Paralizzata torna a parlare attraverso un avatar

Una donna rimasta paralizzata e incapace di parlare 18 anni fa in seguito ad un ictus è tornata a parlare e a trasmettere emozioni attraverso un avatar, che si esprime con la sua stessa voce e le somiglia un po’.

Questo importante passo avanti per le neuroscienze e l’intelligenza artificiale, descritto in uno studio su Nature, è stato possibile, dal punto di vista “tecnico”, grazie ad elettrodi attaccati allo scalpo della paziente, che decodificano i segnali cerebrali e li convertono in linguaggio scritto e parlato, pronunciato sullo schermo di un computer dall’alter ego digitale della donna.

È la prima volta che è possibile sintetizzare il suono delle parole e le espressioni del volto direttamente dall’attività cerebrale.

Come funziona l’impianto. Ann Johnson, insegnante, pallavolista e madre di Saskatchewan, Canada, riesce oggi a produrre semplici frasi al ritmo di 78 parole al minuto e a intavolare brevi conversazioni con il marito grazie alla tecnica dell’elettrocorticografia, la lettura dell’attività elettrica del cervello prodotta quando la donna pensa di formulare parole o espressioni del volto.

A rilevare i segnali è una griglia di elettrodi posizionati direttamente a contatto della sua corteccia cerebrale. L’impianto è connesso attraverso un cavo a un computer, dove un sofisticato sistema di IA interpreta l’attività elettrica relativa alla formulazione del linguaggio e ai processi motori di bocca, labbra, mascelle, lingua e laringe e la tramuta nei fonemi (gli elementi sonori) che compongono le varie parole, «come un alfabeto dei suoni parlati», ha spiegato al New York Times David Moses, direttore del progetto coordinato dall’Università della California a San Francisco (il testo prosegue dopo il video).

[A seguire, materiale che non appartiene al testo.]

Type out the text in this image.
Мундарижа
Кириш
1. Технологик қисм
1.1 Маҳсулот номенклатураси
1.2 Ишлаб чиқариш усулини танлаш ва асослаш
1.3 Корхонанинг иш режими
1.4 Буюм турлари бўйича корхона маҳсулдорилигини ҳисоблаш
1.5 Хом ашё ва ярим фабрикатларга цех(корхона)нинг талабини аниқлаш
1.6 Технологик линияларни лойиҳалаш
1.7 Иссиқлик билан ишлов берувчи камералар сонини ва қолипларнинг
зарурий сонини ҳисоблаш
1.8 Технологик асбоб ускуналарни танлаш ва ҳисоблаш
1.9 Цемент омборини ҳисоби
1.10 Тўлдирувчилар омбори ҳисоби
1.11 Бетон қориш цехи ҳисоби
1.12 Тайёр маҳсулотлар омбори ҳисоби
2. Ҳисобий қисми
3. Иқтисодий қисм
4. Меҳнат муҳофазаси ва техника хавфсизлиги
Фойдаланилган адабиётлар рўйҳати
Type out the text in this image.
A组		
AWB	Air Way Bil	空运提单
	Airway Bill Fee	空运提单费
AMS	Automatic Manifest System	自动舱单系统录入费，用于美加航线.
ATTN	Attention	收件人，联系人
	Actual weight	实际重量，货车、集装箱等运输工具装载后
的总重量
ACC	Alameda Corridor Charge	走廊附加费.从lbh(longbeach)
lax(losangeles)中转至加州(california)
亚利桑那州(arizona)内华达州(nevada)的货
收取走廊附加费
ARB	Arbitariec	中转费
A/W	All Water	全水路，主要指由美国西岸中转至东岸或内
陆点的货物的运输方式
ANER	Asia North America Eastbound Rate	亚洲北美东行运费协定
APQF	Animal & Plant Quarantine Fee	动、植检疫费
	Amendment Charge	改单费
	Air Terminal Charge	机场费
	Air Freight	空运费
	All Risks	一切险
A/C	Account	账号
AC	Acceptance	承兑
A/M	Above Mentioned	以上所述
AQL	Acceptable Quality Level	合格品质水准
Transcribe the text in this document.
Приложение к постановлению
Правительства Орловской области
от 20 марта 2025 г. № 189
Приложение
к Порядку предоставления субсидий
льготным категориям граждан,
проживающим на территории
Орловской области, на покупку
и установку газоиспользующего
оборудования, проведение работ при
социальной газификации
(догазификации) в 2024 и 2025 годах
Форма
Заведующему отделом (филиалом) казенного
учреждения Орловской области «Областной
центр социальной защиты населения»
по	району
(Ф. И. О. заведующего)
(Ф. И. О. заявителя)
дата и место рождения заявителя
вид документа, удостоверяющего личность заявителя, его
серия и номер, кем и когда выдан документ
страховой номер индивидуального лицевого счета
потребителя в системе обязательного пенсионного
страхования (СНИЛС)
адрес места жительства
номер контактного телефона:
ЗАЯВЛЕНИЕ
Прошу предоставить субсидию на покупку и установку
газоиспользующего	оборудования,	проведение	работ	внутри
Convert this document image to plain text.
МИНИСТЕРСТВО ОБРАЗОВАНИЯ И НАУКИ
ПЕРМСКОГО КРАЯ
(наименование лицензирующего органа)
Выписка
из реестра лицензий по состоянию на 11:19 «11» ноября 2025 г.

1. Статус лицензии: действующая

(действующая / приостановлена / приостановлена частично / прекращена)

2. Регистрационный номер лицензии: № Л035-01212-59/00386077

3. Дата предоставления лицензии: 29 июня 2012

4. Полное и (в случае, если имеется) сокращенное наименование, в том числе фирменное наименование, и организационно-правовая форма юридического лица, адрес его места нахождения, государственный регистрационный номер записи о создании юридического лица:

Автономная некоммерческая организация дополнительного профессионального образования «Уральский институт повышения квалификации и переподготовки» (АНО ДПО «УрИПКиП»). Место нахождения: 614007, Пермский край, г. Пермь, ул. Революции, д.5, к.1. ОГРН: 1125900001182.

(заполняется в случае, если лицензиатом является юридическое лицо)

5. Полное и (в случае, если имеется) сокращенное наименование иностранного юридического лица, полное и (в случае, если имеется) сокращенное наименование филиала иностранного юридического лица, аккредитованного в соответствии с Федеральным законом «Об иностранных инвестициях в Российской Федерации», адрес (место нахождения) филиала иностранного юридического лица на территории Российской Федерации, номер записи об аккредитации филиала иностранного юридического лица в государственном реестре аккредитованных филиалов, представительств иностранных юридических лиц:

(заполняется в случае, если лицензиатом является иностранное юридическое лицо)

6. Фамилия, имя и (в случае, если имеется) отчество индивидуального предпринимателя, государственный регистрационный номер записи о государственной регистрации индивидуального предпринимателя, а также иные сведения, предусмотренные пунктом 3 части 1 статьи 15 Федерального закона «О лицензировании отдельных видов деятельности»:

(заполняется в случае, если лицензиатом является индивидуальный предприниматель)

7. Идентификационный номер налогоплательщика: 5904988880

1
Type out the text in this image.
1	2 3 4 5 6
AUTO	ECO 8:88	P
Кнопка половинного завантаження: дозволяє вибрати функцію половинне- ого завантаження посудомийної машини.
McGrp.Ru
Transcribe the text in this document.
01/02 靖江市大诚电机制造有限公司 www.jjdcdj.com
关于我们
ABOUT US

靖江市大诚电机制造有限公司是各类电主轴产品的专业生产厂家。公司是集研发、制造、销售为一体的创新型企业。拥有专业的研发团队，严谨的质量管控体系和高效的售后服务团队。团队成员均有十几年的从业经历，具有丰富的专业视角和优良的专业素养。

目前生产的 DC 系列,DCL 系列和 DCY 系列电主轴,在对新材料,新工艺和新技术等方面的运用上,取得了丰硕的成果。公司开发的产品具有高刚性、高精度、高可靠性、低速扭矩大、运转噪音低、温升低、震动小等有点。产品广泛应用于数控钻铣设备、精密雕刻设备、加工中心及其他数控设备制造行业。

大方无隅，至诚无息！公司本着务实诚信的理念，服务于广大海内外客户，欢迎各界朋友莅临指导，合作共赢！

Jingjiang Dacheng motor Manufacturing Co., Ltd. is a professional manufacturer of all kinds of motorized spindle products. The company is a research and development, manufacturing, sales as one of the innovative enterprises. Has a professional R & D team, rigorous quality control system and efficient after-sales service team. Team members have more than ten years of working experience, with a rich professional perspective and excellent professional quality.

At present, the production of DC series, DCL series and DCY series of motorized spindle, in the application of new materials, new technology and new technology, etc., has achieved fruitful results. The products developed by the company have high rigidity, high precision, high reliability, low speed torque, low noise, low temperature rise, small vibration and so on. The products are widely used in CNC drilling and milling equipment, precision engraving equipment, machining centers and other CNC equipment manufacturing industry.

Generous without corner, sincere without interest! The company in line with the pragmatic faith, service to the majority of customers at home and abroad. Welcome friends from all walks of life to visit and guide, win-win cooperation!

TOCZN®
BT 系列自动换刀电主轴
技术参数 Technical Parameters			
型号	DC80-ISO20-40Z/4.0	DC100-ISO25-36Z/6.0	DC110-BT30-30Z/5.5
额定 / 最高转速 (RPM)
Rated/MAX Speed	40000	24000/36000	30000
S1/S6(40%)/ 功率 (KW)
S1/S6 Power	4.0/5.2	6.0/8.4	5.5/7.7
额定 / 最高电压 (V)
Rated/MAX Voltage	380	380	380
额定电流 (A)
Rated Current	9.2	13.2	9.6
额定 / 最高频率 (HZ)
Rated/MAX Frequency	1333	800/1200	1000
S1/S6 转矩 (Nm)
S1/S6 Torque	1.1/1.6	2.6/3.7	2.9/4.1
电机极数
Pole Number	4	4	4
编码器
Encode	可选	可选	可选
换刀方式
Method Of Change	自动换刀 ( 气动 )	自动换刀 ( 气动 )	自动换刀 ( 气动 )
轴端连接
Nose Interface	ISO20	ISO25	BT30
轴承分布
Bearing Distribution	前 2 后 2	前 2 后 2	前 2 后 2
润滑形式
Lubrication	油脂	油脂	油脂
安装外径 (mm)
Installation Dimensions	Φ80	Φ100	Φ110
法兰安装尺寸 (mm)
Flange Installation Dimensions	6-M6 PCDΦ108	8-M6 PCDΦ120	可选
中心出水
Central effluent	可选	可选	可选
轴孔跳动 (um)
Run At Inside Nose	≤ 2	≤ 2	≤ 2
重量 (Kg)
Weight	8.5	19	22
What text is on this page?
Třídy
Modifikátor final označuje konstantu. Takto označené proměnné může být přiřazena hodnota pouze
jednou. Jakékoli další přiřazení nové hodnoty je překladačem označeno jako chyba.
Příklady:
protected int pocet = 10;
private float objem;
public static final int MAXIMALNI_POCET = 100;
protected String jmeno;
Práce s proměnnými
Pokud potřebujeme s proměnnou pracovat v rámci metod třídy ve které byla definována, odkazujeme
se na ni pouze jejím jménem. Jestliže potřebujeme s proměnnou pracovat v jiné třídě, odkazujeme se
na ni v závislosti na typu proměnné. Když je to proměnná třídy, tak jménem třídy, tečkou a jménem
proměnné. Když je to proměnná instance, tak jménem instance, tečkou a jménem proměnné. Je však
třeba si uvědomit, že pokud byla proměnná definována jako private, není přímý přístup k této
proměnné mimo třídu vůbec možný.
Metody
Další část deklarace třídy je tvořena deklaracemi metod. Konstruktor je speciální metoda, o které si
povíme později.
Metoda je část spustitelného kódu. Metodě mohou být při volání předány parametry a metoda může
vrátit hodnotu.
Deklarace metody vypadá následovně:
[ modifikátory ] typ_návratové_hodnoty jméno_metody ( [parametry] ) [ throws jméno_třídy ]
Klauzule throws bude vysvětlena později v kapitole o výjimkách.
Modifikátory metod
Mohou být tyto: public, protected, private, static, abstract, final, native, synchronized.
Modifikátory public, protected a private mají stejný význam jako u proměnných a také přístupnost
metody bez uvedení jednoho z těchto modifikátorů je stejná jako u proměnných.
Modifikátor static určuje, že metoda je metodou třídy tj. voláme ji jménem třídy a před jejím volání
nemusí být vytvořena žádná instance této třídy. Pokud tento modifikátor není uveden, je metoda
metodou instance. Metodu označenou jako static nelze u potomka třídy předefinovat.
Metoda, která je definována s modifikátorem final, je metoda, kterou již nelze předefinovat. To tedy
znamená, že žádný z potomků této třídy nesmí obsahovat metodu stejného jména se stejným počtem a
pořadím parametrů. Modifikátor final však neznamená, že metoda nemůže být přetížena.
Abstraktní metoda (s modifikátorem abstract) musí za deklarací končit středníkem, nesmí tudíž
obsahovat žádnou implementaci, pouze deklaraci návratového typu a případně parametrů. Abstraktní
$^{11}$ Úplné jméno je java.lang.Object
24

Scambi sempre più ricchi. Il sistema, che al momento si sbaglia sul suono che Ann intende emettere circa un quarto delle volte, sfrutta modelli di predizione del linguaggio per provare a immaginare le parole che la paziente inserirà nelle sue frasi; non solo, migliora con il tempo, mano a mano che affina il riconoscimento dello stile linguistico della donna. L’obiettivo a lungo termine è aiutare le persone private delle capacità di espressione linguistica – da danni cerebrali o condizioni come la paralisi cerebrale o la sclerosi laterale amiotrofica – ad avere conversazioni in tempo reale, sfruttando avatar capaci di veicolare anche le loro emozioni, le increspature dei muscoli facciali, il loro tono e l’inflessione della voce.

Questa sono io, e quella è la mia voce. Ann Johnson ha scelto la propria immagine digitale personalmente, basandosi sulle sembianze del volto, e i ricercatori hanno usato il discorso pronunciato dalla donna al matrimonio col marito per sviluppare la voce dell’avatar.

Le prossime versioni della piattaforma potrebbero funzionare via wireless. Del resto la tecnologia in questo campo avanza rapidamente. Soltanto due anni fa, lo stesso gruppo di scienziati aveva usato un impianto e un algoritmo più semplici per aiutare un uomo paralizzato, soprannominato Pancho, a produrre 50 parole basilari come “ciao”, e “pane”, mostrate in forma testuale sullo schermo di un computer mentre l’uomo provava a pronunciarle. La griglia di elettrodi più ampia e complessa di Johnson permette una lettura molto più raffinata dei segnali cerebrali, mentre il nuovo algoritmo è specializzato nella produzione di una conversazione parlata.

Più in profondità. Sempre su Nature sono stati appena pubblicati i risultati di un altro esperimento del team, che ha provato a impiantare elettrodi in una parte più profonda del cervello di un paziente, per captare l’attività cerebrale con una precisione che arriva al singolo neurone. Un metodo più “fine” ancora, ma anche meno stabile, perché il modo in cui i singoli neuroni scaricano può cambiare nel tempo.

Il buio e la rinascita. Da settembre 2022 Ann e il marito hanno affrontato periodicamente viaggi di tre giorni (autofinanziati) dal Canada alla California, in un van convertito per ospitare una sedia a rotelle per permettere alla donna di partecipare allo studio. L’obiettivo di Johnson è aiutare altre persone sopravvissute a traumi come il suo a riorganizzare la propria vita. Magari diventando consulente, e parlando ai suoi clienti in questa sua nuova, sorprendente lingua.